After DNA testing indicated that two separate species of a giant tortoise had been mistakenly jumbled up for decades, a new species of giant tortoise has been discovered in the Galápagos Islands. The DNA study indicated that the giant tortoises in the Galápagos had a significantly more convoluted family tree than previously thought. The 8,000 gigantic tortoises that presently graze San Cristóbal Island were considered to be a species known as Chelonoidis chathamensis, which was initially described in 1906 based on bones and shells found in a cave.
However, it turns out that the DNA of modern giant tortoises differs from that of C. chathamensis. San Cristóbal’s gigantic tortoises, on the other hand, are members of a different lineage that has never been properly identified or given a scientific name. C. chathamensis is almost definitely extinct as a result of this. “It is probable that there were two species on San Cristóbal, not one,” Galápagos Conservancy, a US-based NGO, said in a statement. “If this is the case, the name of C. chathamensis should be ascribed to the extinct species, and the current taxonomy should be given a new name.”

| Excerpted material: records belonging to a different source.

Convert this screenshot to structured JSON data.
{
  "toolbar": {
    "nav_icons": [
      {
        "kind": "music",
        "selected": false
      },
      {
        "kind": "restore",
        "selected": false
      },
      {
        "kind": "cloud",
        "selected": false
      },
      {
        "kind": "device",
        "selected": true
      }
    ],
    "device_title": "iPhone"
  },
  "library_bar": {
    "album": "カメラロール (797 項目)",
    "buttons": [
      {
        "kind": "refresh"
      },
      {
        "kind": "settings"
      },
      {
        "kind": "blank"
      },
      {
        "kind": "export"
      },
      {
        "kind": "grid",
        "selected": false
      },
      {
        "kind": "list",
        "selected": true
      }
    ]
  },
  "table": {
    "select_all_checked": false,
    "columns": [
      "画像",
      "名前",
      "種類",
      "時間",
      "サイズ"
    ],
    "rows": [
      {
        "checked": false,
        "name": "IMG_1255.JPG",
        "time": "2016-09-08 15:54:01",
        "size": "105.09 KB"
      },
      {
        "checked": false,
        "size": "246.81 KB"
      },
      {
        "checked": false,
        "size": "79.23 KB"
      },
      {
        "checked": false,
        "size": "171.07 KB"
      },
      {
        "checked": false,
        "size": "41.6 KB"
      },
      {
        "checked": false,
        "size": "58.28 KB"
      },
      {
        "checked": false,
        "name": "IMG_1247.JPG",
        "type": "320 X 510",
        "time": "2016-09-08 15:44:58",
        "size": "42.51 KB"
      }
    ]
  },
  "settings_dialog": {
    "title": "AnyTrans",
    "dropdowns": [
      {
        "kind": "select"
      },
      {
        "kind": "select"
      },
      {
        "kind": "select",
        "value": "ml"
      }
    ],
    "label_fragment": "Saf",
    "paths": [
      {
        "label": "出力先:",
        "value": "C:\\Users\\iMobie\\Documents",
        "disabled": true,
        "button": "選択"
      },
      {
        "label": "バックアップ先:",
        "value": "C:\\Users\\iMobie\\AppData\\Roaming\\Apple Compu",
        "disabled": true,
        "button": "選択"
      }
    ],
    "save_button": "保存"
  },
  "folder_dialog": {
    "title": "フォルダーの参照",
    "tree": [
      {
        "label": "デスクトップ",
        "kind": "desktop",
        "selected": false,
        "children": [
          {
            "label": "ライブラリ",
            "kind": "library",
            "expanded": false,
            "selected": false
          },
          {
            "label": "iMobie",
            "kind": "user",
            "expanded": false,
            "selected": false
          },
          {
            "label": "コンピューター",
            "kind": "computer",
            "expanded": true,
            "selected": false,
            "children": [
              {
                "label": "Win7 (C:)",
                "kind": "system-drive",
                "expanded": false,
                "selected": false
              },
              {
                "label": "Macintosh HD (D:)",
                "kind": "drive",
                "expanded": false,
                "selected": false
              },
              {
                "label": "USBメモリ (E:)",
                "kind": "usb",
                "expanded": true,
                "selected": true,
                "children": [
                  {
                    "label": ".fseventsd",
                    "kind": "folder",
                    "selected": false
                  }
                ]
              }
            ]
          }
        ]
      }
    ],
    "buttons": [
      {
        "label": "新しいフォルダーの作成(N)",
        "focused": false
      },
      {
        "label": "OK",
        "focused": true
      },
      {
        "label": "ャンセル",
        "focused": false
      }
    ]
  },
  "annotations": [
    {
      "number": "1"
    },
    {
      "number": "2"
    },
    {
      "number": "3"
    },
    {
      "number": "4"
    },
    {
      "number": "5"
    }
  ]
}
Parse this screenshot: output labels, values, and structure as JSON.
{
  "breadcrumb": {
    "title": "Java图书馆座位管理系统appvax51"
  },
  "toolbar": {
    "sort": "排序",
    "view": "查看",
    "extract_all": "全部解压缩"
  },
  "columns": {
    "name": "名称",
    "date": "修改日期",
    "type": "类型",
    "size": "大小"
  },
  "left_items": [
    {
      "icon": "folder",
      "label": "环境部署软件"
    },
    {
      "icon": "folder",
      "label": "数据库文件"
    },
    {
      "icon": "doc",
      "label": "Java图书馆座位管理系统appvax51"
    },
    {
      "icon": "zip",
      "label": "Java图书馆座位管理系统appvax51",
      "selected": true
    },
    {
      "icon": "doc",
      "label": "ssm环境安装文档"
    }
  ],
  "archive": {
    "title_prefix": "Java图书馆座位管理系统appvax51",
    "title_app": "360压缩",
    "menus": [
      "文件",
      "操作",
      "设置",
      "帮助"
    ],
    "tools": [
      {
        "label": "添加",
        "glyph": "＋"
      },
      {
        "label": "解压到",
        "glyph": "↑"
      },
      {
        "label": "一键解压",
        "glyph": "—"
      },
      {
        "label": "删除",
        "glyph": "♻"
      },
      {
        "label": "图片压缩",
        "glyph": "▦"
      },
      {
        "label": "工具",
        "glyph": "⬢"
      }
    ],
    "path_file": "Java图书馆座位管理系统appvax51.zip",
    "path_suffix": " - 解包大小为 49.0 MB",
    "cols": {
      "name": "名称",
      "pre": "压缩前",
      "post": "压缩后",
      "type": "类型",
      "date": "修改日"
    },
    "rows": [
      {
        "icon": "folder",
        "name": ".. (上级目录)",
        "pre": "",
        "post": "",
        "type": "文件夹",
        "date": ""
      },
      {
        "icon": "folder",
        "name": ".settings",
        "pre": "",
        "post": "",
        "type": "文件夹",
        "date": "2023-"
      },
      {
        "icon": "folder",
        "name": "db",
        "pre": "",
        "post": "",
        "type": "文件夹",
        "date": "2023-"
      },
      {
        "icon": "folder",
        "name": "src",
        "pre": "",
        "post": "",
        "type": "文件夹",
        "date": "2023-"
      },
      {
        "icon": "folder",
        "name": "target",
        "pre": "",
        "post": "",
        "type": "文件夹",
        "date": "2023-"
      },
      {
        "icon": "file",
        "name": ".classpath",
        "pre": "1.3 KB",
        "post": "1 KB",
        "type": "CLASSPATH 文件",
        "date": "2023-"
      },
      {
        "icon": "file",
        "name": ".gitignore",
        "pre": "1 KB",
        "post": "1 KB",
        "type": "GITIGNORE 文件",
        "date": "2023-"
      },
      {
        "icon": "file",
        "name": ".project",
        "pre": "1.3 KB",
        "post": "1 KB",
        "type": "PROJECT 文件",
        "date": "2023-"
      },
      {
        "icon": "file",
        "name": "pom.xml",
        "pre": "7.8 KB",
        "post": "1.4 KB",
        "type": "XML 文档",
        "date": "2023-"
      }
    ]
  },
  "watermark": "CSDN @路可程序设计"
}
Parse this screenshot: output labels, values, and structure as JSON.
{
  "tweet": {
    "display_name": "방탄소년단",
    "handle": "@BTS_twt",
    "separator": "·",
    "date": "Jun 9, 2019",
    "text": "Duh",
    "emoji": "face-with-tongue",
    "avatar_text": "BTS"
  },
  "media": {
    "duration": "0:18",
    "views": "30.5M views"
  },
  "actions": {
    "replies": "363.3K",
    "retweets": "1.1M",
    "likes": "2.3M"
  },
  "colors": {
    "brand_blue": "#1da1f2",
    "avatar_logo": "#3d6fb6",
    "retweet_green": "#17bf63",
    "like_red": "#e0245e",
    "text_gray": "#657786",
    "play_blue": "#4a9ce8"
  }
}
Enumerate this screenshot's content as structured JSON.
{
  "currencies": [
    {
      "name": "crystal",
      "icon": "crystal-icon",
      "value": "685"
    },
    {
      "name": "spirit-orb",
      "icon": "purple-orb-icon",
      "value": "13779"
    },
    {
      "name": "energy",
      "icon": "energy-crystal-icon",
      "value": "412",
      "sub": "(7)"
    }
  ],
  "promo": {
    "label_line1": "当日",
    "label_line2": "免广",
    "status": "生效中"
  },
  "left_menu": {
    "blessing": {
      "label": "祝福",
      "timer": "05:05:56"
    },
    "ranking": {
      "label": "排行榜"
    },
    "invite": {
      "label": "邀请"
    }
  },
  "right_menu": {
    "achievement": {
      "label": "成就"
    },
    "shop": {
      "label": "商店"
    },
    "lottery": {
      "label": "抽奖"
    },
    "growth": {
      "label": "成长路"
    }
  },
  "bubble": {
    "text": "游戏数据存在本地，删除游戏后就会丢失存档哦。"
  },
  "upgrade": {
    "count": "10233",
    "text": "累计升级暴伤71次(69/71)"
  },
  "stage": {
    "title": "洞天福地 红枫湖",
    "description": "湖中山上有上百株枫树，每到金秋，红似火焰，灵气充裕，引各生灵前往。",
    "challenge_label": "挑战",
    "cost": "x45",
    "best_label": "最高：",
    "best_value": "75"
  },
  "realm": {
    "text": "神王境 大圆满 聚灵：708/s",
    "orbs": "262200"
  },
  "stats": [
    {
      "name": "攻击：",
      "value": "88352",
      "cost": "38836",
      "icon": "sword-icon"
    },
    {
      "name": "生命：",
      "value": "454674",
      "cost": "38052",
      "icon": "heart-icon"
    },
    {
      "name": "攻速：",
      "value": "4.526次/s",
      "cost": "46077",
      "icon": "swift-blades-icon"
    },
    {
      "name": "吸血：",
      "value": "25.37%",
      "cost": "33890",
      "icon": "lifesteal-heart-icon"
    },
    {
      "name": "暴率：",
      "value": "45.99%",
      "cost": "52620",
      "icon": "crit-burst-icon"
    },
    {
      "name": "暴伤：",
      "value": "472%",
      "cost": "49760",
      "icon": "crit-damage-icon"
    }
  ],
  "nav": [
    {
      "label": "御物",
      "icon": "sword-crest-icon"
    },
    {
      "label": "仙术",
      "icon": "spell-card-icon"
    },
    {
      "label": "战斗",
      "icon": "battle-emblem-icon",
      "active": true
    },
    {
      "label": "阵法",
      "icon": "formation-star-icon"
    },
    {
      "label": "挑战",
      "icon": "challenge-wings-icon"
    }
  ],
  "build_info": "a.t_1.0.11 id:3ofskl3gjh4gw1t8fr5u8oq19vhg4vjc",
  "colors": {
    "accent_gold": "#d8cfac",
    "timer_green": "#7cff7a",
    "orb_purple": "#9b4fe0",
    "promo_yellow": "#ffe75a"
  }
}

The research was just published in the journal Heredity by Nature. The Galápagos Islands are recognized as a “natural laboratory for researching evolutionary processes,” according to the study. The volcanic archipelago, located 1,000 kilometers (600 miles) off the coast of Ecuador in the Pacific, is arguably best known as the site that inspired and informed Charles Darwin’s theory of evolution by natural selection.
During the second trip of HMS Beagle in the 1830s, Darwin investigated the indigenous species of the islands. He gained a comprehensive understanding of species diversification and the processes that govern it by collecting samples and making observations. These are concepts that are still being explored in the Galápagos today. San Cristóbal Island was most likely previously two different islands, each with its own tortoise species, separated by high sea levels millions of years ago. The two islands, as well as their tortoises, combined when sea levels fell.
This legacy may still be seen on the island, with lushly forested hills in the southwest and flatter, drier terrain in the northeast. The population of gigantic tortoises, most likely C. chathamensis, previously covered the southwest, was destroyed by hunting in the early twentieth century. Giant tortoises may now only be found in large numbers in the northeastern United States.
These two distinct ecosystems, formerly separated by a physical barrier, are most likely the origins of these two species — C. chathamensis and the newly found lineage. Thousands of tortoises wandering the streets of San Cristóbal just acquired a fresh lease on life. A group of 36 endangered giant tortoises bred in captivity were returned to San Cristóbal in March 2021. This species was formerly thought to be C. chathamensis, but a fresh genomic study reveals that they really belong to a previously unknown lineage.